Die FPÖ-Sozialsprecherin kritisierte die Stoßrichtung der Vorschläge des Fiskalrates aufs Schärfste: „Hier wird der Plan für die systematische Plünderung der Bevölkerung offengelegt. Während diese Regierung Milliarden für die Asylindustrie, ideologisch agierende NGOs, sinnlose Klimaprojekte und den Brüsseler Zentralismus verschleudert, sollen jetzt unsere Pensionisten, Familien und die fleißigen Pendler die Zeche für dieses Totalversagen zahlen. Die Wiedereinführung der kalten Progression ist nichts anderes als eine heimliche Steuererhöhung durch die Hintertür, und die Kürzung der Pensionen ist ein Schlag ins Gesicht für die Lebensleistung von Millionen Österreichern und eine Anhebung des gesetzlichen Pensionsantrittsalters generiert schlussendlich noch mehr Arbeitslose!“
Dieser soziale Kahlschlag werde mit den Freiheitlichen nicht zu machen sein, stellte Belakowitsch klar. „Anstatt die eigene Bevölkerung zu schröpfen, muss endlich dort der Sparstift angesetzt werden, wo das Geld der Österreicher sinnlos verpulvert wird.
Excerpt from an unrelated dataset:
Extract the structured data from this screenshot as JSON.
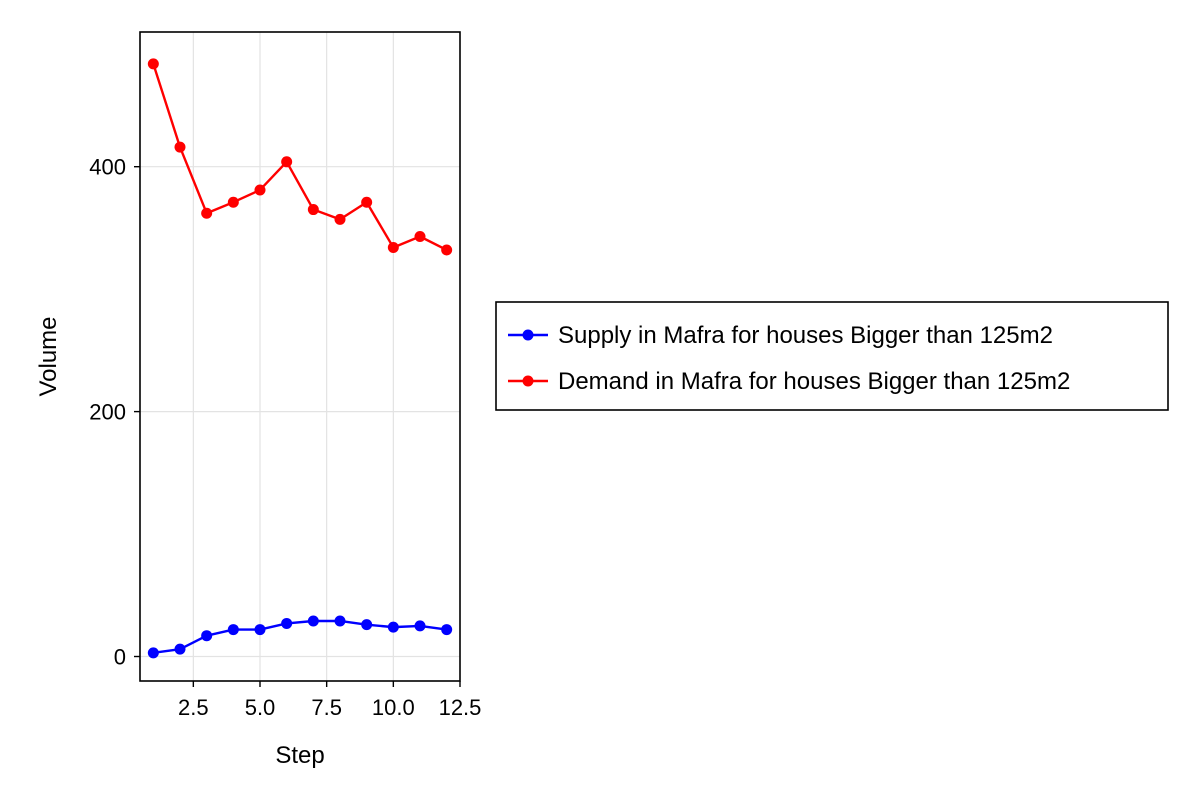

Schluss mit den Milliarden-Geschenken ans Ausland, Schluss mit der Alimentierung der Asylindustrie, Schluss mit dem teuren Genderwahn und Schluss mit den Milliardenzahlungen an den Brüsseler Moloch und in die Kriegstreiberindustrie der Eliten. Wir werden diesen Angriff auf unsere soziale Heimat mit allen Mitteln bekämpfen. Es ist höchste Zeit für eine Politik mit einem Volkskanzler Herbert Kickl an der Spitze, die zuerst an unsere eigenen Leute denkt!“, so Belakowitsch abschließend.